La lutte contre le dopage figure aussi au programme avec deux propositions : retirer à l'UCI le pouvoir de prononcer les sanctions et le confier à la Fondation antidopage de l'UCI, et appliquer à l'ensemble des équipes les arrêts de travail en cas de cortisolémie basse, comme c'est déjà le cas pour les équipes du MPCC. "En 2012, le vainqueur du Tour ne serait pas parti", glisse-t-il sans nommer le coureur de la Sky, Bradley Wiggins, qui avait bénéficié d'une autorisation à usage thérapeutique pour une injection de corticoïdes avant le départ du Tour.

Président du Conseil du Cyclisme Professionnel, il a approuvé la réforme du cyclisme pro en 2016 qu'il critique aujourd'hui. "La réforme est contestée par un certain nombre d'acteurs qui n'y retrouvent pas ce qu'ils avaient imaginer y trouver. Nous avons trouvé une solution pour passer 2017, 2018 et 2019. En 2018, il faut définir le projet à mettre en place pour le 1er janvier 2020. L'UCI doit définir les grandes lignes. Nous devons faire du cyclisme un sport économiquement viable tout en refusant de tout système fermé."

David Lappartient défend l'accord trouvé l'an dernier. "Il faut se rappeler le contexte. Il y a un an, ASO avait refusé d'inscrire ses courses au calendrier du WorldTour. J'ai pris la plume et je me réjouis d'avoir trouvé un compromis alors que nous étions dans l'impasse. On a évité la crise mais nous n'avons pas réussi à nous mettre d'accord sur la vision. Nous n'avons pas répondu aux objectifs de la réforme lancée en 2012", rétorque-t-il.

En septembre 2013, le CCP s'était mis d'accord sur plusieurs principes.
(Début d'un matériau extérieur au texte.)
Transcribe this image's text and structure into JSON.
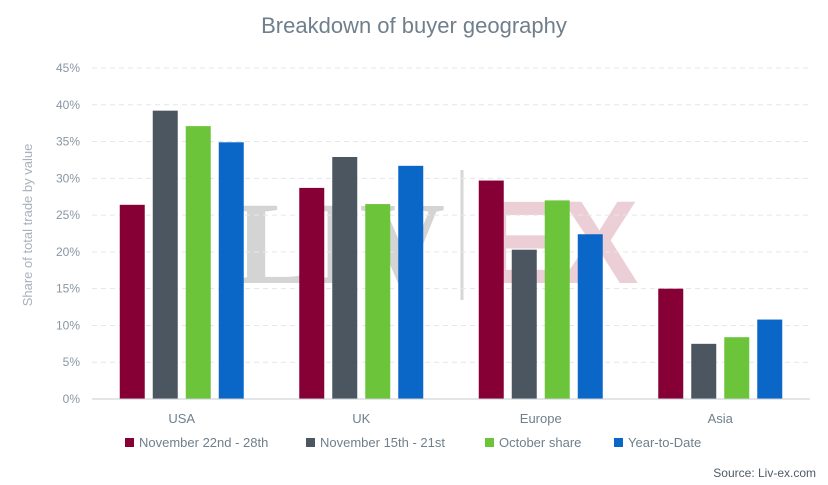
{
  "chart_data": {
    "type": "bar",
    "title": "Breakdown of buyer geography",
    "ylabel": "Share of total trade by value",
    "xlabel": "",
    "ylim": [
      0,
      45
    ],
    "yticks": [
      "0%",
      "5%",
      "10%",
      "15%",
      "20%",
      "25%",
      "30%",
      "35%",
      "40%",
      "45%"
    ],
    "categories": [
      "USA",
      "UK",
      "Europe",
      "Asia"
    ],
    "series": [
      {
        "name": "November 22nd - 28th",
        "color": "#870035",
        "values": [
          26.4,
          28.7,
          29.7,
          15.0
        ]
      },
      {
        "name": "November 15th - 21st",
        "color": "#4b5661",
        "values": [
          39.2,
          32.9,
          20.3,
          7.5
        ]
      },
      {
        "name": "October share",
        "color": "#6cc43a",
        "values": [
          37.1,
          26.5,
          27.0,
          8.4
        ]
      },
      {
        "name": "Year-to-Date",
        "color": "#0a67c8",
        "values": [
          34.9,
          31.7,
          22.4,
          10.8
        ]
      }
    ],
    "grid": true,
    "legend_position": "bottom",
    "source": "Source: Liv-ex.com",
    "watermark": {
      "left": "LIV",
      "right": "EX"
    }
  }
}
Parmi ceux-ci, séparer les équipes du WorldTour en deux divisions, avec moins de coureurs par formation, un calendrier plus compact entre février et octobre, des compétitions tous les week-ends et une séquence de six semaines pour les classiques de printemps.
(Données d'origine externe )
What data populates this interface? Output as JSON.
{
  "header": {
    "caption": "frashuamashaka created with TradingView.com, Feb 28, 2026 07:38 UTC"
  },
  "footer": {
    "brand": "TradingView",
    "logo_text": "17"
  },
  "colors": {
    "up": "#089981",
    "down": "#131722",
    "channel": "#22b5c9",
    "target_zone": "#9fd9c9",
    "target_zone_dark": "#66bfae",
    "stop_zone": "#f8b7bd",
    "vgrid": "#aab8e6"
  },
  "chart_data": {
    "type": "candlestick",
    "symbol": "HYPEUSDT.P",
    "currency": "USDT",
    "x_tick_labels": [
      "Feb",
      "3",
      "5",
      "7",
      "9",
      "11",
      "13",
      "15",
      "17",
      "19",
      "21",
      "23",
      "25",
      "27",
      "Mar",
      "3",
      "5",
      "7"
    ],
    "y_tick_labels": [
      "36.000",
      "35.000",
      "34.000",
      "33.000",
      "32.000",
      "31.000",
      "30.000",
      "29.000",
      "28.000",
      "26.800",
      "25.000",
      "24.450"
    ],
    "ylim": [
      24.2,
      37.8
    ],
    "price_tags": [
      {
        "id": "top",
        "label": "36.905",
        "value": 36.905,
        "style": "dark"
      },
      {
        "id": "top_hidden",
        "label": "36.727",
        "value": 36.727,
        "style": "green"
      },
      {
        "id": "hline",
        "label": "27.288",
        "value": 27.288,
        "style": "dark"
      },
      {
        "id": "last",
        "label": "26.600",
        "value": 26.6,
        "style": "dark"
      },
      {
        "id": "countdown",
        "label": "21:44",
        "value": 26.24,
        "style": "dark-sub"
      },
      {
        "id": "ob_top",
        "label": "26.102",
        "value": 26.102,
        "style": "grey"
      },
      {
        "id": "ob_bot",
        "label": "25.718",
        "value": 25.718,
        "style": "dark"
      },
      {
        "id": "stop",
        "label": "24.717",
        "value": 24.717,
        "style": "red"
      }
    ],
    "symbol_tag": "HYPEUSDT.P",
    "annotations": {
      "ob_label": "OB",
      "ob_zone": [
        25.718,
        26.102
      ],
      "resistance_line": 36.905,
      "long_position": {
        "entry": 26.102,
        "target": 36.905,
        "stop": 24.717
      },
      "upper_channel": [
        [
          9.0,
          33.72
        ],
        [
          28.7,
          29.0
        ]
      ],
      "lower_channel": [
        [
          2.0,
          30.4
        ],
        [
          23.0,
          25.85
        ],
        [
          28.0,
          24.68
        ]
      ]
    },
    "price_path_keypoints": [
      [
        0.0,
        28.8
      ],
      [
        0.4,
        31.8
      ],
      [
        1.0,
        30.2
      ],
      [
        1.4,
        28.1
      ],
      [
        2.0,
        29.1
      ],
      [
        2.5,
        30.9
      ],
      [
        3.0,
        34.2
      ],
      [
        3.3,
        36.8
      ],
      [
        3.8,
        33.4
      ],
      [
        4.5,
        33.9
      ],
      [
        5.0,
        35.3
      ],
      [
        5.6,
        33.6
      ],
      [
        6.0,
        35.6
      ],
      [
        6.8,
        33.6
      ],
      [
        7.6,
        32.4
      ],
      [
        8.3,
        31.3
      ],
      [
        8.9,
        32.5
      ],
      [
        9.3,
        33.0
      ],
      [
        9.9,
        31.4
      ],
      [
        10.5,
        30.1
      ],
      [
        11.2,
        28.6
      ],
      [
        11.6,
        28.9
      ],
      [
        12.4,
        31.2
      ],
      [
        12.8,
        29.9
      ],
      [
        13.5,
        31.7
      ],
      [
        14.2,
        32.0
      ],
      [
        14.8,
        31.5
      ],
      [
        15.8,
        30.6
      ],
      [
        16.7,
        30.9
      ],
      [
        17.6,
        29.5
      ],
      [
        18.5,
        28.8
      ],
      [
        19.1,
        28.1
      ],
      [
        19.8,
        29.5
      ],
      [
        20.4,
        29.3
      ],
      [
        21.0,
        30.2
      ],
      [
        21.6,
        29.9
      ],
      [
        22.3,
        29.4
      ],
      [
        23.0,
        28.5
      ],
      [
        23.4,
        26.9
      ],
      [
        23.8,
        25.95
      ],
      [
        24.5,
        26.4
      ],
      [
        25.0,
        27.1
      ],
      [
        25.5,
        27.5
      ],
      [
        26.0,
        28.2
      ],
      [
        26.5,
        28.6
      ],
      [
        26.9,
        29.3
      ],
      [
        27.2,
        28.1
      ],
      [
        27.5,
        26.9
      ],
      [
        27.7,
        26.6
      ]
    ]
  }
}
A l'issue de cette conférence de presse, David Lappartient s'est aussi défendu  d'être un « émissaire » d'ASO. "Je ne suis l'émissaire de personne. Je défends l'intérêt du vélo. A la FFC, j'ai été en conflit avec ASO au sujet des frais d'assurance", rappelle-t-il. En 2010, il voulait faire participer le secteur professionnel et en particulier ASO, à la prime d'assurance payée par la FFC, à hauteur des sinistres déclarés sur les courses  de l'organisateur. Après avoir menacé de ne pas affilier TDF Sport, l'association support d'ASO, les négociations aboutissent à un accord qui prévoit des actions de mécénat. "Et c'est aussi un atout d'avoir un président de l'UCI qui de bonnes relations avec ASO sans être inféodé", met en avant le candidat.